Ainsi, par cette option prouvant définitivement que le mythe demeure intouchable, le réalisateur délimite le périmètre de son diptyque, ne se laissant pas beaucoup de marge d'action (le personnage et presque rien d'autre) pour un programme dépassant les quatre heures de projection : le premier était placé sous le signe de la victoire, le second celui de la défaite. Pour marquer la différence, le style graphique change : d'une caméra posée et reculée, on passe à un filmage à l'épaule, à une photographie précédemment solaire se substitue une coloration plus granuleuse, plus ombrageuse… Un style plus proche, plus serré à sa figure héroïque comme l'échec et la poisse accroché à son train, comme l'étau militaire se resserrant implacablement autour de lui.
Cependant si
Che - 2ème partie : Guerilla sème l'écart de l'intimisme radical, loin de toute tonalité romanesque, il continue de cultiver les mêmes défauts, à savoir de toujours porter un regard extérieur sur la sensibilité du contestataire, ne facilitant pas émotionnellement la tâche du spectateur, ayant quelques difficultés à comprendre et à appréhender les émois d'un
Benicio Del Toro (qui n'a vraiment pas volé son prix d'interprétation cannois) car ne possédant pas toutes les cartes du jeu pour le faire. Une meilleure description du contexte politique, réduit ici au minimum, aurait apporté un peu d'eau au moulin narratif du film qui en l'état tourne longuement en rond (rien n'évolue) jusqu'à une conclusion forcément sans surprise.

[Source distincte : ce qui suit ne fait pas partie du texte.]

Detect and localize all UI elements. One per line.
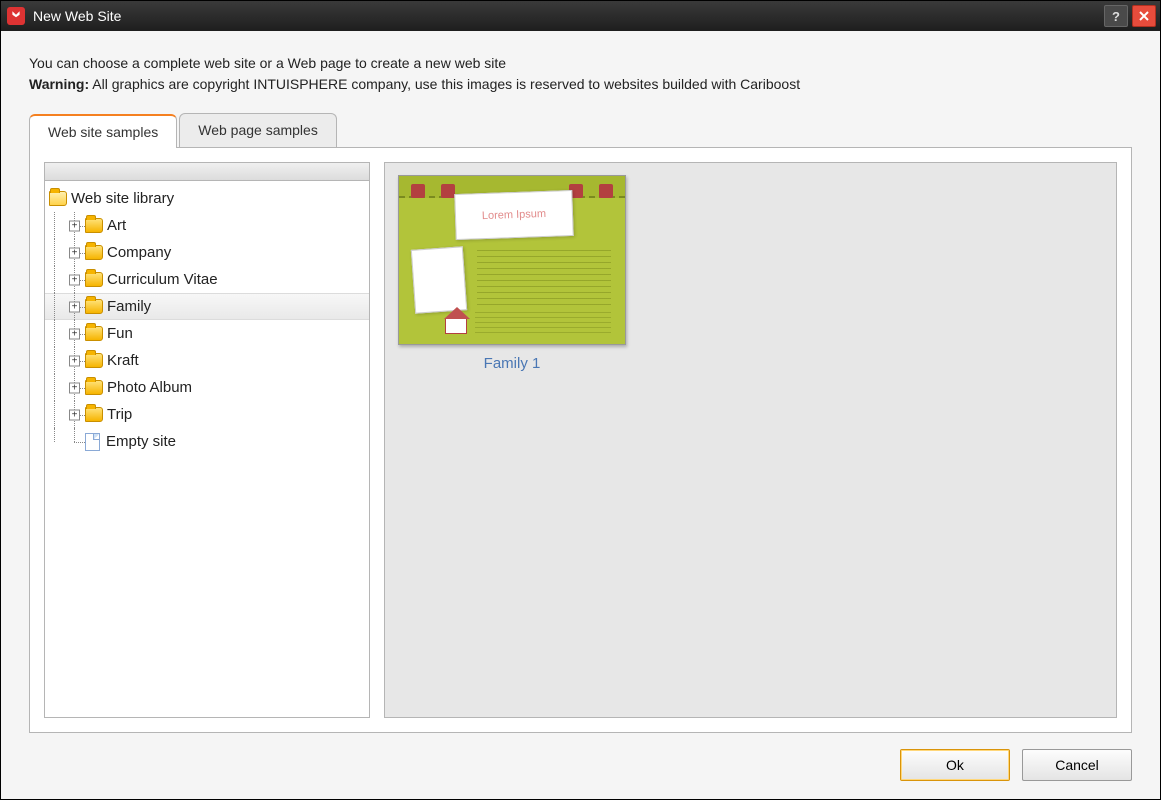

Une fois l'œuvre complète digérée, on en vient à se demander si l'on a appris réellement quelque chose sur l'humain derrière le symbole, si elle nous a ouvert des horizons sur cette période et ses enjeux souterrains (l'implication du gouvernement américain dans sa traque et son exécution reste timide). Réponse : très peu. On salue tout de même la dextérité, la persévérance (une décennie de développement tout de même !) et le courage de
Steven Soderbergh d'avoir été coûte que coûte jusqu'au bout de son concept, refusant la facilité et les raccourcis caricaturaux du biopic hollywoodien.
Au même titre que l'épisode précédent, Che - 2ème partie : Guerilla s'avère une petite et tenace déception. Soderbergh effleure avec tact son sujet sans jamais le prendre à pleine main. Dommage, l'interprétation de Benico Del Toro méritait un écrin à la hauteur de son talent.